Com notas levemente mais aceleradas, o violão acompanha Star em uma canção que é como o vislumbre de uma estrada longa no meio de uma paisagem natural. Aqui não é apenas o senso de liberdade que a união instrumento-vocal oferece ao ouvinte, mas sim uma noção de confiança e predestinação. Curiosamente, o lirismo de Vou Seguir traz um enredo sofrido e choroso. O término de um relacionamento seguido pelas dúvidas incessantes do motivo disso acontecer. A dor do amor ferido e da decepção. Vou Seguir é simplesmente a canção de um amor sem destino ou continuidade. É unilateralidade do sentimento e a inquietante busca do porquê.
De cadência semelhante à da canção anterior, o presente enredo da faixa-título funciona como uma continuação linear da história narrada em Vou Seguir. Aqui, Star presenteia o ouvinte com um cântico de melodia que sonoriza, novamente, o sofrimento de um amor não correspondido.
É muito interessante como as melodias criadas por Zola transpassam uma ideia de sorriso e festividade ao passo que seu enredo lírico passe outro tipo de mensagem.
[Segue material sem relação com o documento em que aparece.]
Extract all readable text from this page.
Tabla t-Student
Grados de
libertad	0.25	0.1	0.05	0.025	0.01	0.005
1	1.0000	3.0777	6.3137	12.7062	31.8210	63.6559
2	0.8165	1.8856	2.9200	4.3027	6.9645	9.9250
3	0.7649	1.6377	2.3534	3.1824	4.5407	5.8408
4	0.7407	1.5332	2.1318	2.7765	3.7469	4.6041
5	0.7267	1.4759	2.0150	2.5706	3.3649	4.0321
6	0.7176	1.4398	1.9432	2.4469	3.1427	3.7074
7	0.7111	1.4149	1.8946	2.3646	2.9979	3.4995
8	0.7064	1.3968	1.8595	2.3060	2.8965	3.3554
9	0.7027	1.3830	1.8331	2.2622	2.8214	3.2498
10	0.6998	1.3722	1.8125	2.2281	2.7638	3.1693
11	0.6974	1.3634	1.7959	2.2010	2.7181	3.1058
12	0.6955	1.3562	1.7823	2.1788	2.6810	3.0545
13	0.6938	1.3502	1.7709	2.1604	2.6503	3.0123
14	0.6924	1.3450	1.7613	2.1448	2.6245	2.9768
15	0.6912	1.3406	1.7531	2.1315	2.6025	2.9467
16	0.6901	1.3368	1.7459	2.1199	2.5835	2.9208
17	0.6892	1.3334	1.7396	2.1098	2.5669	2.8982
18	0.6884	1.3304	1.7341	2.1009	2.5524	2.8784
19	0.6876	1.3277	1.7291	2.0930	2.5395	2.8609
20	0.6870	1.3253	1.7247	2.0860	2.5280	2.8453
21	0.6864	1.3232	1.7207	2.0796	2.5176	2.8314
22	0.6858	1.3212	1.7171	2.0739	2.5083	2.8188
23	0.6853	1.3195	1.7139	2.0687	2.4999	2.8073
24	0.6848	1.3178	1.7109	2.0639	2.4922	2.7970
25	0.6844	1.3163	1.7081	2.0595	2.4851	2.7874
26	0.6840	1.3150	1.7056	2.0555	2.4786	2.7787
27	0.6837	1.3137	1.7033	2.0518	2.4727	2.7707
Isso segue acontecendo em Nostalgie, uma canção que soa alegre, mas que traz uma inquietação sobre a vida e o que ela traz de infelicidade para aqueles que lutam por condições melhores. É aqui que, inclusive, o cantor comprova sua boa alma com o verso “algumas pessoas do mundo têm o coração ruim” e dá conselhos de escolher bem as companhias para ter uma vida alegre.
Surpreendentemente, o novo ambiente amanhece com algo inédito. Um swing precedido por uma ambiência fresca e praiana que acompanha Star em um canto majoritariamente em português que, em Minha Inspiração, retoma a temática do amor. Aqui, no entanto, o amor é trazido como a fonte de inspiração e força para seguir a vida.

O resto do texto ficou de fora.